Adoubé par feu Jim Harrison avec lequel il a partagé des parties de pêche à la mouche -il est guide dans le Montana- et chez qui il a visiblement ferré quelques précieux conseils d’écriture, le novice Callan Wink fait preuve d’une maturité étonnante qui lui a d’ailleurs ouvert les colonnes de journaux prestigieux aux États-Unis. Sa plume accouche d’histoires fragiles, comme en suspension mélancolique, dont l’écho granuleux résonne encore longtemps après avoir refermé le livre.

Hantés par la culpabilité ou meurtris par la rupture d’une canalisation affective (séparation, deuil, parents défaillants ou absents), ses protagonistes avancent dans la nuit à la lueur d’une lampe-torche capricieuse, jamais tout à fait sûrs d’emprunter le bon chemin. Un ado se réfugie dans le souvenir d’un grand-père compréhensif après avoir commis l’irréparable, un secouriste émotif pallie son manque d’assurance dans les bras d’une femme plus âgée, un célibataire endurci s’abandonne aux bienfaits des rites indiens après avoir provoqué involontairement la mort d’ouvriers mexicains sur un chantier.

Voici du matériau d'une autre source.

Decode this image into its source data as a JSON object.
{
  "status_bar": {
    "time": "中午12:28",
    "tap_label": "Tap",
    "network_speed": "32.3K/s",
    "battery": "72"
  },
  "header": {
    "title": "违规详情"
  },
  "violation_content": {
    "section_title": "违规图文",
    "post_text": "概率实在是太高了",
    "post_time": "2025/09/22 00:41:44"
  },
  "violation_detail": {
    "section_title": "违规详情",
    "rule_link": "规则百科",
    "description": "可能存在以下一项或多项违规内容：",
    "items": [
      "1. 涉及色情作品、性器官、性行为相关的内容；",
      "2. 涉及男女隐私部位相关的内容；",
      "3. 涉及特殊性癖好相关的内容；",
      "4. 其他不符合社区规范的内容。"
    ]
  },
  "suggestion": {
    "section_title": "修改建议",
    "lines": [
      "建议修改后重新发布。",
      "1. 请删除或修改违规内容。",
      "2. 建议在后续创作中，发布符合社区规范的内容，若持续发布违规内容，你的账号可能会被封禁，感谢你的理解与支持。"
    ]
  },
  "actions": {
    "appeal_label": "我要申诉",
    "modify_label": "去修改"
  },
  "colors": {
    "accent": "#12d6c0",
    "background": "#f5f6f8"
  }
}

Un travail de résilience que ces âmes perdues paient souvent au prix fort. Ainsi de Sid qui se retrouve à courir nu la nuit (la nouvelle qui donne son titre au recueil), poursuivi par deux types louches auxquels il a volé un chien, non par passion canine mais en réaction irrationnelle à une débâcle amoureuse; et surtout de Lauren, la seule « héroïne » de cette galerie singulière, qui se retire du monde comme un pion qu’on retire du jeu pour se punir de ne pas avoir saisi sa chance quand elle est passée –« Personne n’avait expliqué à Lauren qu’on pouvait être amoureux et ne le découvrir qu’après ». Sans les juger, d’une plume cristalline perméable à la violence des échanges en milieu tempéré, l’auteur nous tend un miroir moucheté de nos imperfections. Une grosse prise littéraire…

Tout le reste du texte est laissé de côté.